Selendra went on to write about flying in the mountains with Sher, “Who is, if you please, the Exalted Sher Benandi, but he’s not the slightest bit stuck up or pleased with himself, though his mother, the old Exalt really
is
. Now I know you’ll tease me because I mention the name of a gently born male, but you need have no fear, he’s betrothed, or as good as, to a very elegant young maiden, the Respected Gelener Telstie, who is also here, so you see we have much company. (She is apparently the granddaughter of father’s old patrons, but Exalt Benandi thinks I should not mention such things.)”

Selendra had tried her hardest to make the letter as cheerful as it could be, and Haner was almost entirely taken in by the tone. She took comfort as best she might from the thought that at least her sister was quite happy. The letter ended with professions of effusive sisterly love, and then beneath her sister’s name she had written “Amer especially wishes to be remembered to you.” Dear Amer. How well Haner now understood her desire not to come to live in Daverak! Still, she could not say that, or she would distress Selendra. She did not want to distress Selendra, which was why she had
not written before. Telling her sister how unhappy she was would do no good, and to write that she was happy would be a lie.

She took up pen and paper at once to reply, then hesitated, not quite sure what she should say. She wrote the direction carefully: “The Respected Selendra Agornin, Benandi Parsonage, Benandi.” Then she stared over the paper for a moment, her silver eyes whirling, missing Selendra so much that her wings ached.

“My dearest Selendra,” she wrote, “Writing your name makes me feel a little closer to you. I am glad to hear you are well and largely enjoying your days. I’m sure you’ll be cutting out this Telstie female with the Exalted Lord, now I see that you are on first name terms with him—or is that only on paper? I am well, and well cared for. Berend seems to be increasing without undue trouble, she is thriving so far and hopes for another clutch of three.” After this she sketched out the trouble with Daverak and Avan, along with a little drawing of the look on Daverak’s face as he discovered his fire, which she was sure would make her sister laugh. “Berend says she will try to intercede for you, but that we should think of Avan as lost now that Daverak has set himself so firmly against him,” she wrote. “I will never give up Avan, but I will not be able to hope to see him while this case continues. It might be as well for you to remove your name from the Writ in case, for while it remains there and I live here we cannot visit each other, and I would dearly like to see you should there be any occasion.”

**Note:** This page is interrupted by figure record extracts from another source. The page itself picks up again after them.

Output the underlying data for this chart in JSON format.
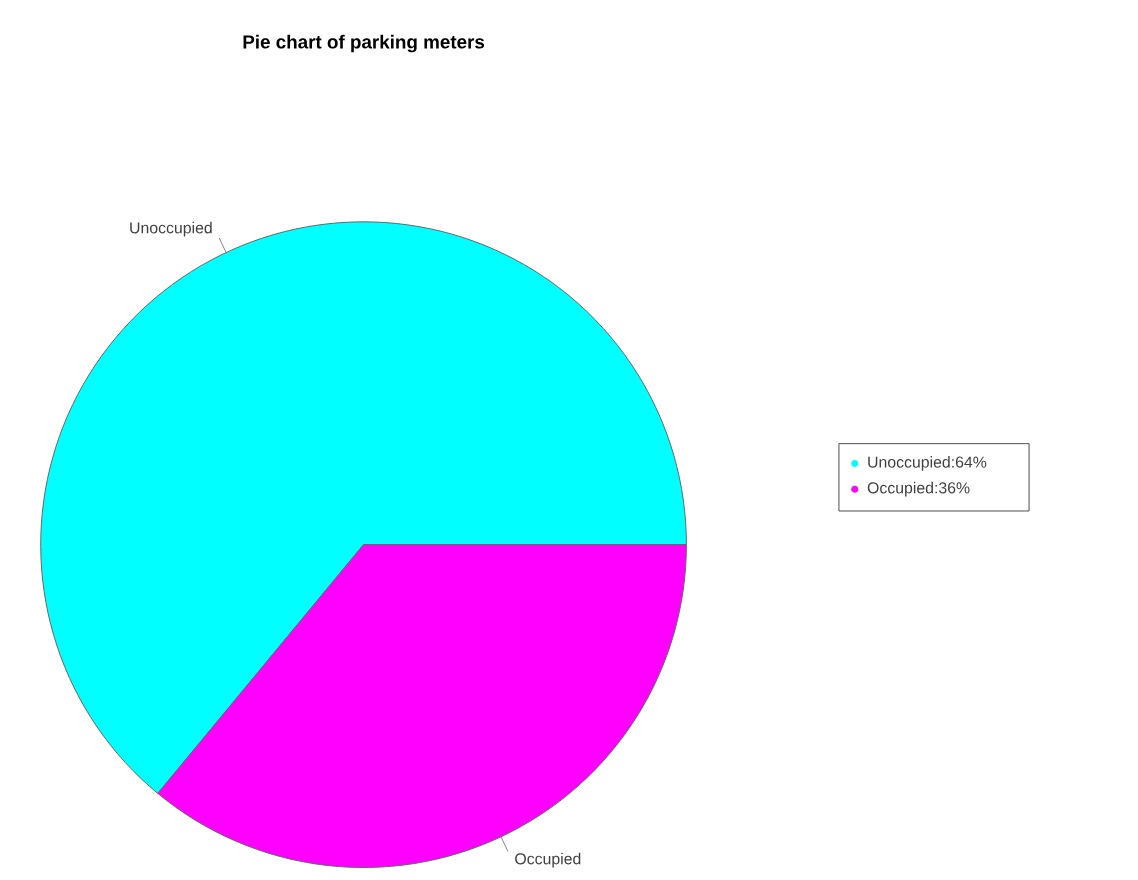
{
  "chart_data": {
    "type": "pie",
    "title": "Pie chart of parking meters",
    "categories": [
      "Unoccupied",
      "Occupied"
    ],
    "values": [
      64,
      36
    ],
    "colors": [
      "#00ffff",
      "#ff00ff"
    ],
    "annotations": [
      "Unoccupied:64%",
      "Occupied:36%"
    ]
  }
}
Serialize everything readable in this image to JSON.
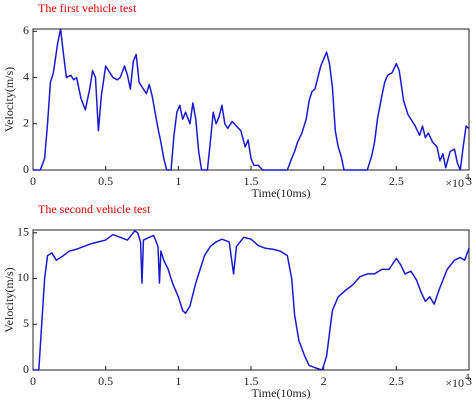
{
  "chart_data": [
    {
      "type": "line",
      "title": "The first vehicle test",
      "xlabel": "Time(10ms)",
      "ylabel": "Velocity(m/s)",
      "x_multiplier": "×10",
      "x_multiplier_exponent": "4",
      "color": "#1a1acd",
      "xlim": [
        0,
        3
      ],
      "xticks": [
        0,
        0.5,
        1,
        1.5,
        2,
        2.5,
        3
      ],
      "ylim": [
        0,
        6.1
      ],
      "yticks": [
        0,
        2,
        4,
        6
      ],
      "x": [
        0,
        0.05,
        0.08,
        0.1,
        0.12,
        0.14,
        0.17,
        0.19,
        0.21,
        0.23,
        0.26,
        0.28,
        0.3,
        0.33,
        0.36,
        0.39,
        0.41,
        0.43,
        0.45,
        0.47,
        0.5,
        0.52,
        0.55,
        0.58,
        0.6,
        0.63,
        0.65,
        0.67,
        0.69,
        0.71,
        0.73,
        0.76,
        0.78,
        0.8,
        0.82,
        0.84,
        0.86,
        0.88,
        0.9,
        0.92,
        0.95,
        0.97,
        0.99,
        1.01,
        1.03,
        1.05,
        1.08,
        1.1,
        1.12,
        1.14,
        1.16,
        1.2,
        1.22,
        1.24,
        1.26,
        1.28,
        1.3,
        1.32,
        1.34,
        1.37,
        1.4,
        1.43,
        1.46,
        1.48,
        1.5,
        1.52,
        1.55,
        1.58,
        1.75,
        1.78,
        1.8,
        1.82,
        1.85,
        1.88,
        1.9,
        1.92,
        1.94,
        1.96,
        1.98,
        2.0,
        2.02,
        2.04,
        2.06,
        2.08,
        2.1,
        2.12,
        2.14,
        2.3,
        2.33,
        2.35,
        2.37,
        2.4,
        2.42,
        2.44,
        2.47,
        2.5,
        2.52,
        2.55,
        2.58,
        2.6,
        2.63,
        2.66,
        2.68,
        2.7,
        2.72,
        2.75,
        2.78,
        2.8,
        2.82,
        2.84,
        2.87,
        2.9,
        2.92,
        2.94,
        2.96,
        2.98,
        3.0
      ],
      "values": [
        0,
        0,
        0.5,
        2,
        3.8,
        4.2,
        5.5,
        6.1,
        5.0,
        4.0,
        4.1,
        3.9,
        4.0,
        3.1,
        2.6,
        3.5,
        4.3,
        4.0,
        1.7,
        3.2,
        4.5,
        4.3,
        4.0,
        3.9,
        4.0,
        4.5,
        4.1,
        3.5,
        4.7,
        5.0,
        3.8,
        3.5,
        3.3,
        3.7,
        3.2,
        2.5,
        1.8,
        1.2,
        0.5,
        0,
        0,
        1.5,
        2.5,
        2.8,
        2.2,
        2.5,
        2.0,
        2.9,
        2.2,
        0.8,
        0,
        0,
        1.2,
        2.5,
        2.0,
        2.3,
        2.8,
        2.0,
        1.8,
        2.1,
        1.9,
        1.7,
        1.0,
        1.3,
        0.5,
        0.2,
        0.2,
        0,
        0,
        0.5,
        0.8,
        1.2,
        1.6,
        2.2,
        3.0,
        3.4,
        3.5,
        4.0,
        4.5,
        4.8,
        5.1,
        4.6,
        3.6,
        1.7,
        1.0,
        0.6,
        0,
        0,
        0.6,
        1.2,
        2.2,
        3.2,
        3.8,
        4.1,
        4.2,
        4.6,
        4.3,
        3.0,
        2.4,
        2.2,
        1.9,
        1.5,
        1.9,
        1.4,
        1.6,
        1.2,
        1.0,
        0.4,
        0.7,
        0.1,
        0.8,
        0.9,
        0.3,
        0,
        1.0,
        1.9,
        1.8
      ]
    },
    {
      "type": "line",
      "title": "The second vehicle test",
      "xlabel": "Time(10ms)",
      "ylabel": "Velocity(m/s)",
      "x_multiplier": "×10",
      "x_multiplier_exponent": "4",
      "color": "#1a1acd",
      "xlim": [
        0,
        3
      ],
      "xticks": [
        0,
        0.5,
        1,
        1.5,
        2,
        2.5,
        3
      ],
      "ylim": [
        0,
        15.3
      ],
      "yticks": [
        0,
        5,
        10,
        15
      ],
      "x": [
        0,
        0.04,
        0.06,
        0.08,
        0.1,
        0.13,
        0.16,
        0.2,
        0.25,
        0.3,
        0.35,
        0.4,
        0.45,
        0.5,
        0.55,
        0.6,
        0.65,
        0.7,
        0.72,
        0.74,
        0.75,
        0.76,
        0.8,
        0.83,
        0.86,
        0.87,
        0.88,
        0.9,
        0.93,
        0.96,
        1.0,
        1.03,
        1.05,
        1.08,
        1.12,
        1.15,
        1.18,
        1.22,
        1.26,
        1.3,
        1.35,
        1.38,
        1.4,
        1.45,
        1.5,
        1.55,
        1.6,
        1.65,
        1.7,
        1.75,
        1.78,
        1.8,
        1.83,
        1.87,
        1.9,
        1.95,
        1.99,
        2.02,
        2.04,
        2.06,
        2.1,
        2.15,
        2.2,
        2.25,
        2.3,
        2.35,
        2.4,
        2.45,
        2.5,
        2.53,
        2.56,
        2.6,
        2.64,
        2.67,
        2.7,
        2.73,
        2.76,
        2.8,
        2.85,
        2.9,
        2.94,
        2.97,
        3.0
      ],
      "values": [
        0,
        0,
        5,
        10,
        12.5,
        12.8,
        12.0,
        12.4,
        13,
        13.2,
        13.5,
        13.8,
        14,
        14.2,
        14.8,
        14.5,
        14.2,
        15.2,
        15,
        14.0,
        9.5,
        14.2,
        14.5,
        14.7,
        13.5,
        9.5,
        13,
        12,
        11,
        9.5,
        8,
        6.5,
        6.2,
        7,
        9.5,
        11,
        12.5,
        13.5,
        14,
        14.3,
        14.0,
        10.5,
        13.5,
        14.5,
        14.3,
        13.6,
        13.3,
        13.2,
        13.0,
        12.5,
        10,
        6,
        3.2,
        1.5,
        0.5,
        0.2,
        0,
        1.5,
        4,
        6.5,
        8,
        8.7,
        9.3,
        10.2,
        10.5,
        10.5,
        11.0,
        11.0,
        12.2,
        11.5,
        10.5,
        10.8,
        9.8,
        8.5,
        7.5,
        8.0,
        7.2,
        9.0,
        11.0,
        12.0,
        12.3,
        12.0,
        13.3
      ]
    }
  ]
}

This, with the drawing, almost filled the sheet, there was room only for another two lines.

“Have you ever considered, dearest sister, that the situation of servitude is morally indefensible, and bad for master and servants alike? It is surely wrong for any dragon to give up their whole life to the whims of another,” she wrote, and had no room for more. There was also no room for the avowals of love and promises to
hold her sister in her thoughts that Selendra had made her. She signed it simply “H” and folded the letter up. Under the seal she drew a tiny dragon with her wings spread wide to embrace another. She then sealed it carefully. The sight of her own seal, which she had brought with her from Agornin, made her a little sad. It was very splendid, gold set with pyrites, and it matched Selendra’s, which was set with amethysts. They had been Hatchday gifts from Bon the year before. She sighed, set it down on her pile of gold, and went out to lay her letter on the ledge where the servants would collect it and take it to the mails.

When she was back in her room, she realized that she should have flown herself to deliver it to the mails at the station the next morning. She could no longer rely on the servants to take it. She would never have thought Daverak would read her mail before, but then she would never have thought he would be inches from eating her alive before, nor that he so mistreated his servants. Now she had seen him angry and suspicious she thought it more than likely he might intercept a letter to Selendra. He would not find she had said anything she should not, but he would not find the picture very flattering. She crept back out and retrieved her letter, thoughtfully.